10 janvier 2013 : Début de l’offensive des islamistes vers le sud du pays. Ils s’emparent de Konna et menacent de continuer leur offensive vers le Sud. Le président Traoré sollicite l’aide militaire de la France.

11 janvier 2013 : Lancement de l’intervention militaire française dans le cadre d’une opération baptisée « Serval ». Avec le soutien de la France, l’armée malienne lance une contre-offensive de grande envergure et réussit à reprendre aux insurgés islamistes le contrôle de Konna (le 18 janvier), Diabali et Douentza (le 21 janvier), Gao (le 26 janvier), Tombouctou (le 30 janvier).

18 janvier 2013 : Début du déploiement des premiers contingents de la Misma (force africaine) et des forces tchadiennes au Mali.

02 février 2013 : Visite du président français, François Hollande, à Bamako et Tombouctou.

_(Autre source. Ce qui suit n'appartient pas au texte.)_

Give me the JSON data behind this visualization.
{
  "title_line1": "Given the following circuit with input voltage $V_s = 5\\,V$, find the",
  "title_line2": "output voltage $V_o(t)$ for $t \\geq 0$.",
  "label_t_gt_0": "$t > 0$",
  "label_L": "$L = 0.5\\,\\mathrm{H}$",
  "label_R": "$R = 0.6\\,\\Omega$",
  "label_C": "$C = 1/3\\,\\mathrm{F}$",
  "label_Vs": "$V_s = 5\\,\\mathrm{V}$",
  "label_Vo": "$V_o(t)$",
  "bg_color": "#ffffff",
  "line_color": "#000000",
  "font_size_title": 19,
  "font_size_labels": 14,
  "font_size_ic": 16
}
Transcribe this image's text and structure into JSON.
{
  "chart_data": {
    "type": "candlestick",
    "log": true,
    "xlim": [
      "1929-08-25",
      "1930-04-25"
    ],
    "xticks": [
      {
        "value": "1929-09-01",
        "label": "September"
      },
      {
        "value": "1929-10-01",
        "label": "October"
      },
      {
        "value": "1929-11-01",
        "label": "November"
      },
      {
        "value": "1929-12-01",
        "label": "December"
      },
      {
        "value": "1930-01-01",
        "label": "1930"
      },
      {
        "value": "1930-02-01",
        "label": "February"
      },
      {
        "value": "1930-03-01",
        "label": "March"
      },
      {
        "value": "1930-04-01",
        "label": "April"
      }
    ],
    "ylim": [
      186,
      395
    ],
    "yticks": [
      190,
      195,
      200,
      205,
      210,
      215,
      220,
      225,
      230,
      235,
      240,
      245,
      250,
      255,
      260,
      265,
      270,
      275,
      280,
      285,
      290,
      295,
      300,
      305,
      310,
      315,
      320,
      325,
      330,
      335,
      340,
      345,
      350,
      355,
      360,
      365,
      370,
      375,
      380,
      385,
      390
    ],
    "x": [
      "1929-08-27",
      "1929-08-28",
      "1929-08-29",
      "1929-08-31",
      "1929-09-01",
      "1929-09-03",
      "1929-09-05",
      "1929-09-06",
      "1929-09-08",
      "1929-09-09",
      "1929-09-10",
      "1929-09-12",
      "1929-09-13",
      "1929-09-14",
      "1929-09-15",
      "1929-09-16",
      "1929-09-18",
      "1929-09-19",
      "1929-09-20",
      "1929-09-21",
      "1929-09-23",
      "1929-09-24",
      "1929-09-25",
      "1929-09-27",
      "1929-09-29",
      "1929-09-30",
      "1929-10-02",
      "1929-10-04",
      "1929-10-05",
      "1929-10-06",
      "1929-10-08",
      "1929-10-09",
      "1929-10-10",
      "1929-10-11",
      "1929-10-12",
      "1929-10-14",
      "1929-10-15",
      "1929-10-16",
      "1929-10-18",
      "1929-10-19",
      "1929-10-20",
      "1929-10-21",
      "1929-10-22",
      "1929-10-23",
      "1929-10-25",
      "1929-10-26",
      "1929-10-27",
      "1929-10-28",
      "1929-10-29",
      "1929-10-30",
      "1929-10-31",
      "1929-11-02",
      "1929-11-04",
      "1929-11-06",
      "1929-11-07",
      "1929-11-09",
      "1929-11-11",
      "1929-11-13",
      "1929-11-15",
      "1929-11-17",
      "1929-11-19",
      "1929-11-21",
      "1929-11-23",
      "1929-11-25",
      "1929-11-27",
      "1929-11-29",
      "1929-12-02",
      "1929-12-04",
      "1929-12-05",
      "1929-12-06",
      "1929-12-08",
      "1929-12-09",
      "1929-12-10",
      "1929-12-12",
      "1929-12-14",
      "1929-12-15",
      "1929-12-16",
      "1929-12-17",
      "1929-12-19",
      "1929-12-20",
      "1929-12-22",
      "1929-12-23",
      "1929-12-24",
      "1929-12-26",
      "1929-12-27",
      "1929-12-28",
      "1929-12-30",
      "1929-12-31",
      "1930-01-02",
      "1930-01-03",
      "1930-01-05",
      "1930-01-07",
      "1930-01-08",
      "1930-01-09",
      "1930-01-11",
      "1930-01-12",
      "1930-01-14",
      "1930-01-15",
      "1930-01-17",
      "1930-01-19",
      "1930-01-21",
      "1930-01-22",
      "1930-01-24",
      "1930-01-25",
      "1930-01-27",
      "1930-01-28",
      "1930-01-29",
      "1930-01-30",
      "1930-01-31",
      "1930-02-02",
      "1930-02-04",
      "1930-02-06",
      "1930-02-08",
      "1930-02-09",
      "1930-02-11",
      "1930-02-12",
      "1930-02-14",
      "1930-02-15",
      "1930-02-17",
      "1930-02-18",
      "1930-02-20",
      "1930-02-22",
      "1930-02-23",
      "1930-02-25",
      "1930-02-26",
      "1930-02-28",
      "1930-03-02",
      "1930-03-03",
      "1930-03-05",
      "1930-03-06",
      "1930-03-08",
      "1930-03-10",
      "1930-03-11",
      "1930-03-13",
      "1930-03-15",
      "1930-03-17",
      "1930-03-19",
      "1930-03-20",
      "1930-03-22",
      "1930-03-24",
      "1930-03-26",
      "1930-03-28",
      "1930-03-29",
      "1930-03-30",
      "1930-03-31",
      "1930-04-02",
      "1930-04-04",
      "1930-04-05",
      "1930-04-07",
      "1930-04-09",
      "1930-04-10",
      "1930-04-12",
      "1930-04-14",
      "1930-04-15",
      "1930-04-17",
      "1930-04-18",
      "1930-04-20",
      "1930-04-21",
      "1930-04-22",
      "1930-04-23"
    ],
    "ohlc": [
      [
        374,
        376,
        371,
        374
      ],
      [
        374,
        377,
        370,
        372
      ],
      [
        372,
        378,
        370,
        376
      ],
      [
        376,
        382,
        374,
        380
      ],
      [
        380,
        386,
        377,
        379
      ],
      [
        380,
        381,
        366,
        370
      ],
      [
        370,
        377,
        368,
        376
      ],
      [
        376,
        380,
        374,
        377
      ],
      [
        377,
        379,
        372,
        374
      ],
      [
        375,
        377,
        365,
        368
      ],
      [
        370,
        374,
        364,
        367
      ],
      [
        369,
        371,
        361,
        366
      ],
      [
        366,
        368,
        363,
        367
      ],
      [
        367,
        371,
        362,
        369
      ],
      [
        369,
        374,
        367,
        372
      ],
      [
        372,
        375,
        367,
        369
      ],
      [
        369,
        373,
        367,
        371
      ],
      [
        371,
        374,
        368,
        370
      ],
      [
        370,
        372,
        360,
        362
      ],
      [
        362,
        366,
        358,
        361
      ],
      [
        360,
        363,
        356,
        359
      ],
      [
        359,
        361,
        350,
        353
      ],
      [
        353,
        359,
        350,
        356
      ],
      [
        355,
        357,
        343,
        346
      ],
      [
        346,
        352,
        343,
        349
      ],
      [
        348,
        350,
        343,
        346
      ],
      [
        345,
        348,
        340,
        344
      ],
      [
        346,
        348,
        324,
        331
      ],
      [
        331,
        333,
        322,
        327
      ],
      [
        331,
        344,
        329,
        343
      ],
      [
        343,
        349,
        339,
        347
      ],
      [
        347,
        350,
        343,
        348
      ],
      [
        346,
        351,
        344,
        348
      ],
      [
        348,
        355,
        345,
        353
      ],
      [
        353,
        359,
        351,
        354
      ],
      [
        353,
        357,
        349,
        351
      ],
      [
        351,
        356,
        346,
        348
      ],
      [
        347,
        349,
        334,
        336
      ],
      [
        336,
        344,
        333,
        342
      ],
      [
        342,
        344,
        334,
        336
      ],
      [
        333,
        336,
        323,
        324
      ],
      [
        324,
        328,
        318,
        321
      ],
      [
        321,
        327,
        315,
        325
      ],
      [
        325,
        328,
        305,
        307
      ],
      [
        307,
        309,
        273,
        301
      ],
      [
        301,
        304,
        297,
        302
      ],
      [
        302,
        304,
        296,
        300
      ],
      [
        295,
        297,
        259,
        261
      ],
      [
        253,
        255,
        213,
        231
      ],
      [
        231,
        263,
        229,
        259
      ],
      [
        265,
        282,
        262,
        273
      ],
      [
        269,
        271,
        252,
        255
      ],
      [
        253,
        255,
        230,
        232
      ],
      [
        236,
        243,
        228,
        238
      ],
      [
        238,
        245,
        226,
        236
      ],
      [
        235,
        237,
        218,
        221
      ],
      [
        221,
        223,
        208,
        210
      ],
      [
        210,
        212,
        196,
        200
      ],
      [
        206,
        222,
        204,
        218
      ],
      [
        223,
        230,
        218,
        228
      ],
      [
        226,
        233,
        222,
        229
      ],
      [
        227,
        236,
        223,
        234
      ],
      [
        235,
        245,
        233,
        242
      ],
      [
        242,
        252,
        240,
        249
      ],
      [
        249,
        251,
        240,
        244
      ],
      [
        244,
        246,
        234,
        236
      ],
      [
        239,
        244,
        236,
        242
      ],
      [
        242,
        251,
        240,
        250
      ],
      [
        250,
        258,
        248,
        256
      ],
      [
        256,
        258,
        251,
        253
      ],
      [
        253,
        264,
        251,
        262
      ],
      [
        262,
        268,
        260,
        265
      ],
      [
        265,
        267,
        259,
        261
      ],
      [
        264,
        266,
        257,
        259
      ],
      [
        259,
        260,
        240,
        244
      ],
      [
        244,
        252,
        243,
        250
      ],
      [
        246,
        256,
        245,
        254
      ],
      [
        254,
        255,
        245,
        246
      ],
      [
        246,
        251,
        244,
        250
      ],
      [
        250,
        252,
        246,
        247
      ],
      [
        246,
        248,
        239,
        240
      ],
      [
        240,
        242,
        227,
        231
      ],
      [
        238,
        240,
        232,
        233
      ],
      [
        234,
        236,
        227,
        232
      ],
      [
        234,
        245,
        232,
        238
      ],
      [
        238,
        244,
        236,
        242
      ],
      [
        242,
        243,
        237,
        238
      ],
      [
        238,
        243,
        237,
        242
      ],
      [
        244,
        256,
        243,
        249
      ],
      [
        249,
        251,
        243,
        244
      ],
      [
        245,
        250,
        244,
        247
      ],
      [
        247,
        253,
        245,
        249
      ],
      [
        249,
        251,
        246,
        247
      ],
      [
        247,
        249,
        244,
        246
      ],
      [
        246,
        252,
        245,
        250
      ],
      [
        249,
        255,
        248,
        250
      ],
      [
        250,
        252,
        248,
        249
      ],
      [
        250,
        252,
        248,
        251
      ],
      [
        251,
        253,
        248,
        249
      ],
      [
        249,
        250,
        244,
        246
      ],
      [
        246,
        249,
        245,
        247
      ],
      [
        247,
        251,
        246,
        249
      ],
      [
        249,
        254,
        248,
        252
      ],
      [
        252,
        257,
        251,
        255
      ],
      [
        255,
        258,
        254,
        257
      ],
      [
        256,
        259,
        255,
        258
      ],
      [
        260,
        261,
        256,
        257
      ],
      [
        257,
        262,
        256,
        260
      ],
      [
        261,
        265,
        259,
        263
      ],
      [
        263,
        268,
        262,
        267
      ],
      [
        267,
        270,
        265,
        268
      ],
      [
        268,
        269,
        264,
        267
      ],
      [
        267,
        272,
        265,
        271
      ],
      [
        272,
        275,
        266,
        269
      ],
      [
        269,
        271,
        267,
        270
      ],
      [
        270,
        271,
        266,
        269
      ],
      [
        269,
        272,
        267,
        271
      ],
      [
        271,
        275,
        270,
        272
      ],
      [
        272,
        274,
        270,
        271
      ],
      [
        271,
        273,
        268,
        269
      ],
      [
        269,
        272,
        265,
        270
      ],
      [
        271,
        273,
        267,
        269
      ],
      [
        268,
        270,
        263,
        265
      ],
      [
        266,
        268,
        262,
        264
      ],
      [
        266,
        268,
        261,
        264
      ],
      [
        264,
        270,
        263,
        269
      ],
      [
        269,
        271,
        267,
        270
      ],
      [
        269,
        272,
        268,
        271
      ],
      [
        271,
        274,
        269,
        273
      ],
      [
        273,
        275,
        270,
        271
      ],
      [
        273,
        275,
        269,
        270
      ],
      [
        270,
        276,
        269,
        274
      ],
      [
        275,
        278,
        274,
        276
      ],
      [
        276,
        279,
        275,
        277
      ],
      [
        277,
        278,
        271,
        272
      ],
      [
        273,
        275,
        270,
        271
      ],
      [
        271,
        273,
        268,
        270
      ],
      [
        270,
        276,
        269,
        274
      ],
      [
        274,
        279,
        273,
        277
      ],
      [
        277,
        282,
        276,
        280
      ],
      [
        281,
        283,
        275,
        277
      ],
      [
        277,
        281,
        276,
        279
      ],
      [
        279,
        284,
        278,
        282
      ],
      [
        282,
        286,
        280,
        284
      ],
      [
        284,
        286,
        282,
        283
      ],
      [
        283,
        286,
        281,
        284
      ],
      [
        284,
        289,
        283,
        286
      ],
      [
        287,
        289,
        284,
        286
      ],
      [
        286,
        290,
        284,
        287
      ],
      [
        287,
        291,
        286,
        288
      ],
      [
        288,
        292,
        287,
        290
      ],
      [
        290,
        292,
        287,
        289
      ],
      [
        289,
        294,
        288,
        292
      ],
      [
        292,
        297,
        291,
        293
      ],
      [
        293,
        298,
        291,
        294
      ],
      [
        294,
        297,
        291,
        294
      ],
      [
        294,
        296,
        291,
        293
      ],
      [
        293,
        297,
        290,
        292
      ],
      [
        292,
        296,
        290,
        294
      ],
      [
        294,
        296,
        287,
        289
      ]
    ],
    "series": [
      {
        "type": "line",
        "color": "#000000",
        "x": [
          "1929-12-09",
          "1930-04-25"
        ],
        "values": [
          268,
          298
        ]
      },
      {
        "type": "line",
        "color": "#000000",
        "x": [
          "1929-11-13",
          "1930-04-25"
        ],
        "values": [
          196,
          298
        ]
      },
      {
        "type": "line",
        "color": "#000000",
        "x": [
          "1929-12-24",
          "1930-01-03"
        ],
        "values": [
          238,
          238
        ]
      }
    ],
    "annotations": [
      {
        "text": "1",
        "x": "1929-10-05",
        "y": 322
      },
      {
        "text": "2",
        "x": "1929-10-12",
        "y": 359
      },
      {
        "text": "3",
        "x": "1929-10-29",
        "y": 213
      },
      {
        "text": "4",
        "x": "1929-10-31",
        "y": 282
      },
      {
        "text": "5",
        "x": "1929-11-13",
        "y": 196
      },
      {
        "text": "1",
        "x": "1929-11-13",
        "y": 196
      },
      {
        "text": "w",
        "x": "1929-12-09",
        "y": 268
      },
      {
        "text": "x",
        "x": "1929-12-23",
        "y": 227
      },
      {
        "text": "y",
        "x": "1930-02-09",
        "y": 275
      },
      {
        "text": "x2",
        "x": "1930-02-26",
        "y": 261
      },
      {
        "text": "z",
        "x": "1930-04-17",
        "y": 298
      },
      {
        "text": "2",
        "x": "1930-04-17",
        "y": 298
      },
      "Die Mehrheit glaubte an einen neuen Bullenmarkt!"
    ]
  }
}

18 juin 2013 : Signature à Ouagadougou (Burkina Faso) d’un « accord préliminaire à l’élection présidentielle et aux pourparlers inclusifs de paix au Mali » entre les autorités de transition et les rebelles touaregs.

01 juillet 2013 : Installation de la Mission intégrée des Nations unies pour la stabilisation du Mali (Minusma) composée de 12 600 casques bleus chargés de stabiliser le Nord. Elle prend le relais de la Misma.

28 juillet et 11 août : premier et second tours de l’élection présidentielle.

14 août : le capitaine Sanogo, auteur du coup d’État de mars 2012, est promu général.

15 août : selon les résultats officiels, Ibrahim Boubacar Keïta est élu avec 77,61% des voix.

4 septembre : Ibrahim Boubacar Keïta est investi président du Mali.

9 septembre : le nouveau Premier ministre Oumar Tatam Ly forme un gouvernement d’ouverture pour répondre aux multiples défis

1er octobre : Des soldats de la garnison de Kati – d’où était parti le putsch en 2012 – ont tiré en l’air et pris otage le directeur de cabinet d’Amadou Sanogo, l’ex-chef putschiste.

21 au 23 octobre : Assises de la décentralisation.

24 novembre : Premier tour des élections législatives, peu d’engouement.

28 novembre : Les résultats provisoires des législatives ont été publiés. A l’issue du scrutin, aucun parti ou coalition de partis n’atteint la majorité.

15 décembre : second tour des législatives.